These are expected systematic risk contributions only. Actual stock performance will deviate by the idiosyncratic component proportional to (1 − R²). A stock with β = 1.8 and R² = 0.25 is not 80% more volatile than the market in a predictable way — most of its movement is company-specific and unpredictable from market returns alone.
R-Squared Reliability Bands
R² determines whether Beta is meaningful for the chosen benchmark. An individual stock can have β = 2.0 with R² = 0.20 — the Beta number exists but tells you little because only 20% of the stock's moves are explained by the market. The higher R², the more the Beta-implied expected return from CAPM is reliable.
R² Range
Beta Reliability
Typical Security Type
CAPM Usability
0.00–0.35
Very low — Beta unreliable
Individual small-cap stocks, sector ETFs vs wrong benchmark, alternative assets
Not suitable
0.35–0.70
Moderate — use cautiously
Large individual stocks, sector funds, style ETFs (value/growth)

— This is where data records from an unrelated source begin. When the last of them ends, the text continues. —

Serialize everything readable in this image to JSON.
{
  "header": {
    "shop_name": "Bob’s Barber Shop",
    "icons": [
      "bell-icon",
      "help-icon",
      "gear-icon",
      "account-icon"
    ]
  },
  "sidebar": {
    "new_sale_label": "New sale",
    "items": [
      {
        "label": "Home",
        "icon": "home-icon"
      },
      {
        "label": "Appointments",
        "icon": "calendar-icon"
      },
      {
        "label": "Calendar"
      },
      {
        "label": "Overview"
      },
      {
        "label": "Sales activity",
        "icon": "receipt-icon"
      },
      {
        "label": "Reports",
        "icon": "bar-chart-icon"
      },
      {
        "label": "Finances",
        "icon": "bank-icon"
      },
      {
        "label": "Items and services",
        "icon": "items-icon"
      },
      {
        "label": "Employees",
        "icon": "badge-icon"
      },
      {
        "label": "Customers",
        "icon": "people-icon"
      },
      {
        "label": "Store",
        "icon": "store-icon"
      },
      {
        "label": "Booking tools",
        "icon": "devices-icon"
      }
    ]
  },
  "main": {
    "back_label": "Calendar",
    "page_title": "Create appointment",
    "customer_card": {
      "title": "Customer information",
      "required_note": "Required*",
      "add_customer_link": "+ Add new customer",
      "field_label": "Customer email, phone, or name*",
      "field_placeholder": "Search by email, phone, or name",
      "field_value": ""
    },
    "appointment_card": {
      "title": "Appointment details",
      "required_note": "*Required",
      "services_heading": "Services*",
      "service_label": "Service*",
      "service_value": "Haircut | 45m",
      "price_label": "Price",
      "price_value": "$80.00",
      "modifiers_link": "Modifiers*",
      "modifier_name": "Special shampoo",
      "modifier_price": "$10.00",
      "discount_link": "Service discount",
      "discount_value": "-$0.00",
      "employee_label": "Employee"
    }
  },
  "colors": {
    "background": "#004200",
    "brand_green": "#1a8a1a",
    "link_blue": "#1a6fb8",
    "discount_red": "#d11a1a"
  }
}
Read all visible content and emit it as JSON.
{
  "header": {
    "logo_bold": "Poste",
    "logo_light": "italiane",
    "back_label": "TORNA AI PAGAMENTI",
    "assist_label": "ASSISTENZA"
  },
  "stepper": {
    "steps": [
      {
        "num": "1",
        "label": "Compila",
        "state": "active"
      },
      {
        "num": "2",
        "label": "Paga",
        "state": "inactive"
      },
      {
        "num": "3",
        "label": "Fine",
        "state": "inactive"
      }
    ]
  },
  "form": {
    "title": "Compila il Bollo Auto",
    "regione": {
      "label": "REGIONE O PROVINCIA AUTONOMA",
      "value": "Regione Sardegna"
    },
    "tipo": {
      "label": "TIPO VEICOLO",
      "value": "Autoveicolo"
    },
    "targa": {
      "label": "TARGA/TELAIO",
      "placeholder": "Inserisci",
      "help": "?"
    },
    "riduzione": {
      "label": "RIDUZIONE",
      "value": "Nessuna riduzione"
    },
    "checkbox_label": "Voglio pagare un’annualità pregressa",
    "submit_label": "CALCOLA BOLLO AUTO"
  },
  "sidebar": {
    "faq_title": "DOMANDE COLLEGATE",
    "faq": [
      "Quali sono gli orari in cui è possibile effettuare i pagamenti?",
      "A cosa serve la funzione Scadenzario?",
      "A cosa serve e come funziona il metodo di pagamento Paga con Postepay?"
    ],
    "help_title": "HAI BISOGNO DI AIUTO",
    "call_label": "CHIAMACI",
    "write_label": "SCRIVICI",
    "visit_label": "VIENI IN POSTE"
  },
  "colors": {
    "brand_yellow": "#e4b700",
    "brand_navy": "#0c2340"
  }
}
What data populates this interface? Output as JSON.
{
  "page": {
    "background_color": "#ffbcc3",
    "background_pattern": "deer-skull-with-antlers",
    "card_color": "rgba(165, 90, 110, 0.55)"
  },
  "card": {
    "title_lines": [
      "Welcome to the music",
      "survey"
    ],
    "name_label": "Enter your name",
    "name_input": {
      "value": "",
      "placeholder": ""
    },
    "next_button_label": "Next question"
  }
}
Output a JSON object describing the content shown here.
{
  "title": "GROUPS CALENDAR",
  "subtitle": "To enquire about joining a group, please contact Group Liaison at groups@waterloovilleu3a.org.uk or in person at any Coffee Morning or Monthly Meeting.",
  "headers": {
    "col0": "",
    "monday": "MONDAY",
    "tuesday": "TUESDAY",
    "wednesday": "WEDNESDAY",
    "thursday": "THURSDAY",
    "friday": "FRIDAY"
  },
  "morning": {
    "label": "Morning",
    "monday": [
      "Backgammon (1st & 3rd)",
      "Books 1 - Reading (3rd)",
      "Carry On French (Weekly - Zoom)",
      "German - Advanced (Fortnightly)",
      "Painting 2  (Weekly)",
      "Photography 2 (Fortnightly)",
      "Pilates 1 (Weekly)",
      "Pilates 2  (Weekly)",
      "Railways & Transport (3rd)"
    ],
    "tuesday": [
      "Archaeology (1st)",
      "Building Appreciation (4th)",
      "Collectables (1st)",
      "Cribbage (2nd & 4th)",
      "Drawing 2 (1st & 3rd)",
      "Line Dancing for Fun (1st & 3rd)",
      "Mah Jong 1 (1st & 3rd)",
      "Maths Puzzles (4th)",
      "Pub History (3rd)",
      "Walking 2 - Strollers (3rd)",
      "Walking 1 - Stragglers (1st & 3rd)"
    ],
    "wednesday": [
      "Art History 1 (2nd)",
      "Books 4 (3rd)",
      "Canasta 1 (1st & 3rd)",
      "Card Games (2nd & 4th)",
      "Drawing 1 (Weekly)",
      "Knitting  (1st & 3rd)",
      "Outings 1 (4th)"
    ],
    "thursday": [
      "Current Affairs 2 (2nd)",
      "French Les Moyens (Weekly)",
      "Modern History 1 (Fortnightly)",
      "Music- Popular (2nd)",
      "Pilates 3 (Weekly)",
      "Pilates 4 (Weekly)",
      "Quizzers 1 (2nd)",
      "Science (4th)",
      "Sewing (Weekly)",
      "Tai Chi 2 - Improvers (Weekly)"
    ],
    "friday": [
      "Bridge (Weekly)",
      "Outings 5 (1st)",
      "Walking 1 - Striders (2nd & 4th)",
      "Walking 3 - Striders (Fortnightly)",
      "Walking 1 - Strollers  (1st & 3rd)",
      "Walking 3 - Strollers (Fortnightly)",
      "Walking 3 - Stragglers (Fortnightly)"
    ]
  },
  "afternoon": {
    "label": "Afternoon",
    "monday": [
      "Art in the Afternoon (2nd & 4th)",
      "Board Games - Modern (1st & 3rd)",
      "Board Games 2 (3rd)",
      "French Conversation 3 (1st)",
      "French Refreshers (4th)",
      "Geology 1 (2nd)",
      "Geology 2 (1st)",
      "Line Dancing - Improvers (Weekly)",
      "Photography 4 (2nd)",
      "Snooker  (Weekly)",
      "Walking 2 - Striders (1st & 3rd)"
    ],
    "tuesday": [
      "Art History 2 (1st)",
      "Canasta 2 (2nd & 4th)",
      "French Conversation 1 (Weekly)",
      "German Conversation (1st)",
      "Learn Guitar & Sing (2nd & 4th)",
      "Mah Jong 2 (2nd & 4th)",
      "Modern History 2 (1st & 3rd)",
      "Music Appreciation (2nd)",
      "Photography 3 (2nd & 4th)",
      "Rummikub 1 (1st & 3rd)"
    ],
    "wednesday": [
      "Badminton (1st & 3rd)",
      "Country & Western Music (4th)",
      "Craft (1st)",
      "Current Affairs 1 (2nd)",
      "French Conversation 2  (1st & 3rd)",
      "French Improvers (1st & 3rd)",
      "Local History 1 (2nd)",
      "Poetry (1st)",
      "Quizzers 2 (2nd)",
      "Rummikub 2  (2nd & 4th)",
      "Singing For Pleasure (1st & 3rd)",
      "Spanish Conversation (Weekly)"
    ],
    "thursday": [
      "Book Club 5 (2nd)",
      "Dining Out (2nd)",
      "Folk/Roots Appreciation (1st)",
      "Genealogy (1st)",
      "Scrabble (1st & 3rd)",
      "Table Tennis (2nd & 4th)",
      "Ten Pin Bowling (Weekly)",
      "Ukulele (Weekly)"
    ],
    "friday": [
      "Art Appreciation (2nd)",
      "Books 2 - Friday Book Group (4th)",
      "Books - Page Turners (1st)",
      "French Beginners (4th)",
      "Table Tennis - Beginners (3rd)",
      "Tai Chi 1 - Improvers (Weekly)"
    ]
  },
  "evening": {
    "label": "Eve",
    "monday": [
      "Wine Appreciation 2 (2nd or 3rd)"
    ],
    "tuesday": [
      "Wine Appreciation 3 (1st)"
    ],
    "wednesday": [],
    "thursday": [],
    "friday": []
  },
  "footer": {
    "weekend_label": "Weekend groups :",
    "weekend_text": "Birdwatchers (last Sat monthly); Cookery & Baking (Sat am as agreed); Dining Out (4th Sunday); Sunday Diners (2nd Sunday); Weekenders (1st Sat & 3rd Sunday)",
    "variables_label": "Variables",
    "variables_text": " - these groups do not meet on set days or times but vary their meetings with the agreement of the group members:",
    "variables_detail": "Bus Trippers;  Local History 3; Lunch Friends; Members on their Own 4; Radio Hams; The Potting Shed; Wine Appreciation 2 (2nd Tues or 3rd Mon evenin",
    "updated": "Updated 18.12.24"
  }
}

Limited use; supplement with total volatility
0.70–0.85
Good — Beta is meaningful
Large-cap stocks, multi-sector equity funds
Generally acceptable for CAPM cost of equity
0.85–1.00
Excellent — highly reliable
Broad index funds, large diversified equity portfolios
Highly reliable; Beta is the dominant risk factor
Morningstar uses R² > 0.75 as the minimum threshold for reporting Beta in their fund fact sheets. Bloomberg reports Beta for all securities regardless of R² but displays R² alongside. When R² is low, consider switching to a more appropriate benchmark: an energy sector stock vs. the S&P 500 may have low R² but high R² vs. an energy sector index.
Pro Tips & Common Beta/R² Mistakes
Do This
✓Use Vasicek-adjusted Beta for forward-looking CAPM and DCF discount rate calculations. Raw regression Beta exhibits mean-reversion — high-Beta stocks tend to have lower Beta in future periods and vice versa. The Vasicek formula weights the calculated Beta 67% and the market Beta (1.0) 33%: Adjusted β = 0.67 × βraw + 0.33 × 1.0. Bloomberg's “Adjusted Beta” uses exactly this formula. For a raw Beta of 2.0, the adjusted Beta is 1.67 — a 16.5% reduction toward 1.0. Use adjusted Beta when valuing stocks via DCF or building forward-looking risk models.
✓Always check R² before publishing a Beta number — report both together. A Beta of 1.8 with R² = 0.92 is highly reliable for risk attribution. The same Beta of 1.8 with R² = 0.22 is almost meaningless for CAPM — only 22% of the stock's movement is explained by the market. When R² is low, the appropriate risk measure is total volatility (standard deviation), not Beta. Morningstar and most institutional risk systems display R² alongside Beta for exactly this reason.
Avoid This
✗Don't confuse Beta with total volatility (standard deviation) or with maximum drawdown. Beta = 0 does not mean a stock is safe. A beta-neutral hedge fund can have enormous total volatility if it holds concentrated idiosyncratic positions. A gold miner may have Beta = 0.1 vs the S&P 500 but 40% annualized standard deviation driven entirely by gold prices and company-specific factors. Beta measures only the co-movement with the market. Total risk = systematic risk (β² × σ2m) + idiosyncratic risk (σ2ε). Diversified portfolios eliminate idiosyncratic risk; individual stocks do not.
✗Don't use Beta calculated against the wrong benchmark — it will produce meaningless results. An emerging market small-cap stock measured against the S&P 500 will have R² < 0.20 and an almost random Beta. The appropriate benchmark must be the market that the investor's alternative opportunity set resides in. A Canadian equity portfolio measured against the TSX Composite will produce meaningful Beta; the same portfolio measured against the S&P 500 may not. Always verify benchmark relevance via R² before using Beta for any risk decision.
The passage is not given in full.